While I still abide by that sentiment here while drafting this post, I wanted to share some thoughts with those who feel that their faith is being threatened by SCOTUS' ruling this week that made all marriages legal in the United States. First, let's consider what faith IS exactly...

Faith. Our personal belief in the doctrines of a religion and/or a system of religious beliefs. 

Faith is yours. It isn't what your parents or family believe, what your neighbor believes, what your co-workers believe, or what your dog believes. It's what you personally believe. Therefore you have the control over your faith, your lack of it, and the many choices of how to interpret the meaning of said religion. That's religious freedom.

When the US was imagined, it was to be a place where people could be free to choose. Choose whatever religion and/or faith may be to each individual.

The SCOTUS majority ruling didn't take away those choices. Instead, it cleared the way for people who have found love and made families to legally have the security they're seeking from a state of union. More importantly, SCOTUS recognized that law cannot dictate love or stand in the way of equality.

Rage Against the Minivan blogger and a professor of psychology Kristen asks in her post on this issue, "Since when was biblical permission required for civil rights?" It isn't. 

Back to your faith.  How can anyone violate an individual's religious beliefs? I (and I venture many others) don't care about your religion, nor your faith of choice. It's not mine. It's yours. Why would anyone fear what another person believes when it doesn't align with their own faith/religion? How does one couple's marriage impact anyone else's? It doesn't.

Let's consider another religion and an individual's sense of right and wrong and how they seek to make that religion impact all societies. Isn't there a group of individuals who have a chosen way of interpreting the Quran in an effort to justify violence against people who don't follow their religion? 

Oh, yes, it goes deeper than that single saucy thought, doesn't it? Some reactions to the marriage ruling contain the same volatility. "How DARE they? How dare they violate religious beliefs that I hold, that the world *should* hold?"
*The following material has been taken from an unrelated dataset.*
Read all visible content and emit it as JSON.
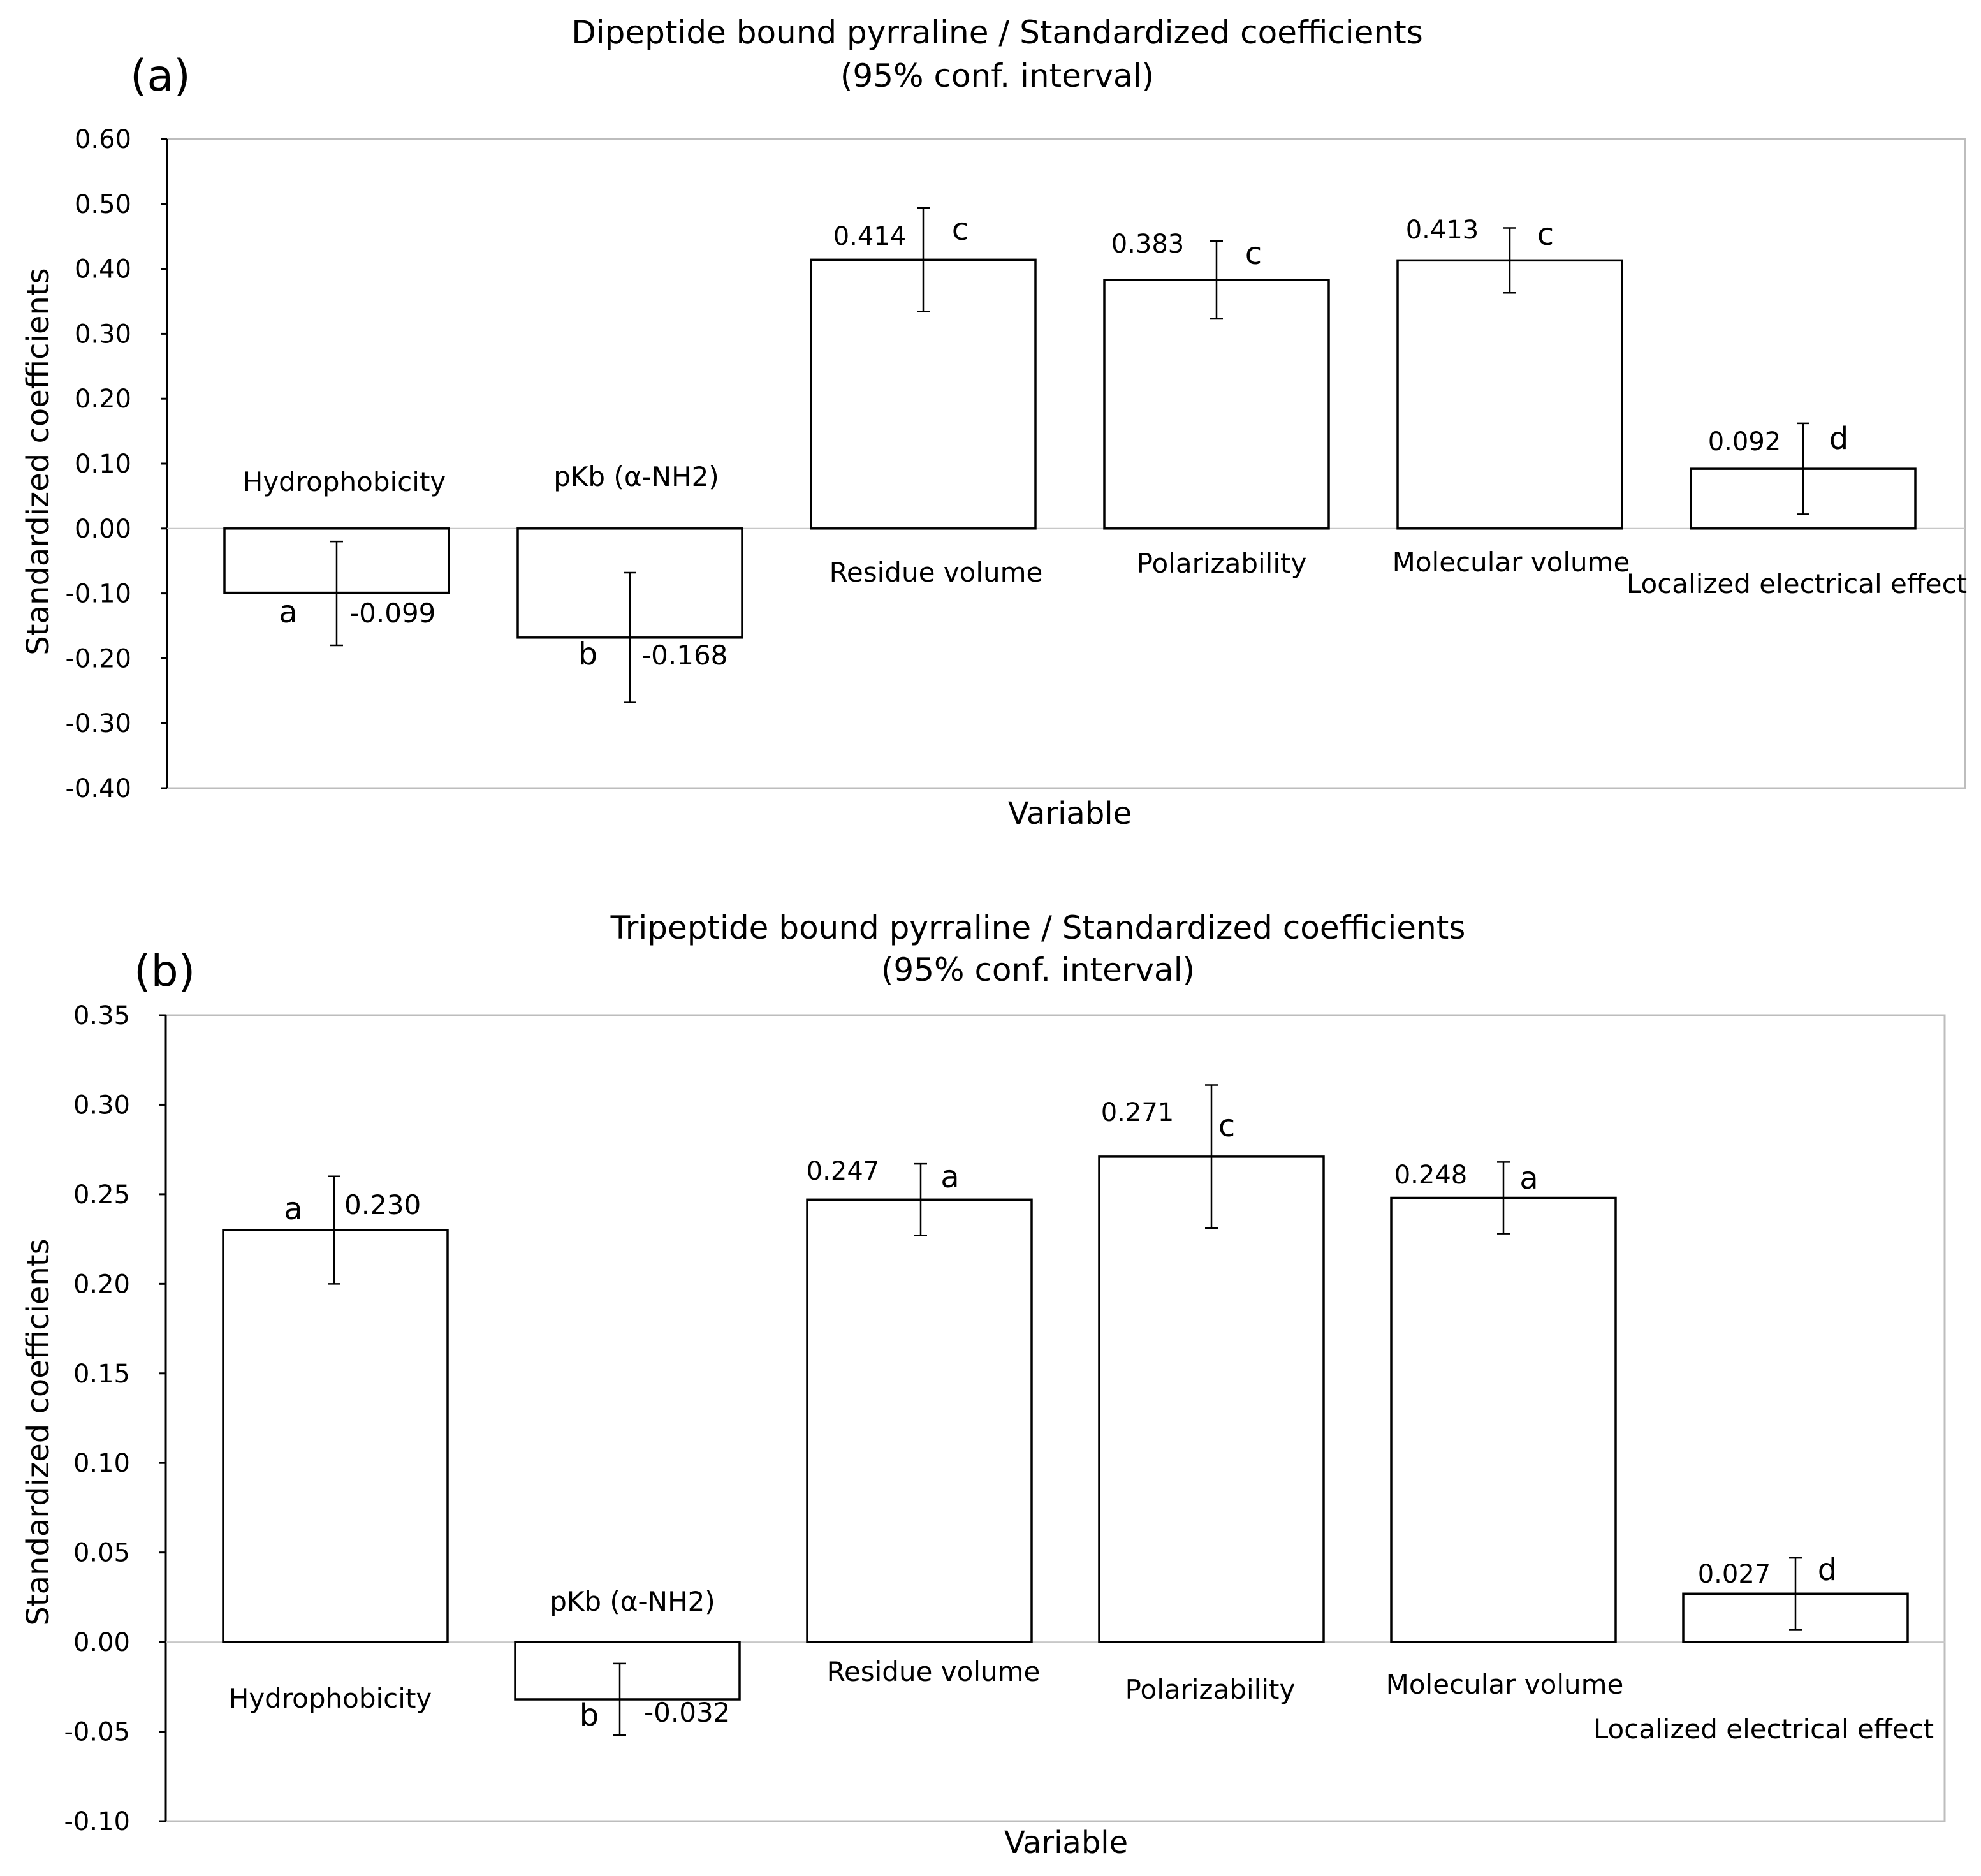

Sounds a bit out of whack now when we put it that way. Like domination of religious freedoms that our founding fathers sought to give us.

Finally, the SCOTUS dissent is seeping in religious debate of law - religion holds absolutely no place in US law. None. Nada. On purpose. The law determines our rights - human, not religious. Our chosen religion can guide us in making choices about our lives and even the way we choose to live them. They are two separate entities as established by our founders, as they should be.

The choice to use faith and/or religion as a way to excuse hurtful words, to express anger, to affect violence is one of a cowardice. The greater choice, the one that says - "okay, I don't believe this is what my faith would allow but that's your choice" - that is the bigger thing here.

It makes us all better people when we accept the world is a vast place full of a variety of choices. It makes the word a little more happy and a little less bitter and violent.

When we say #lovewins, let's stay with that.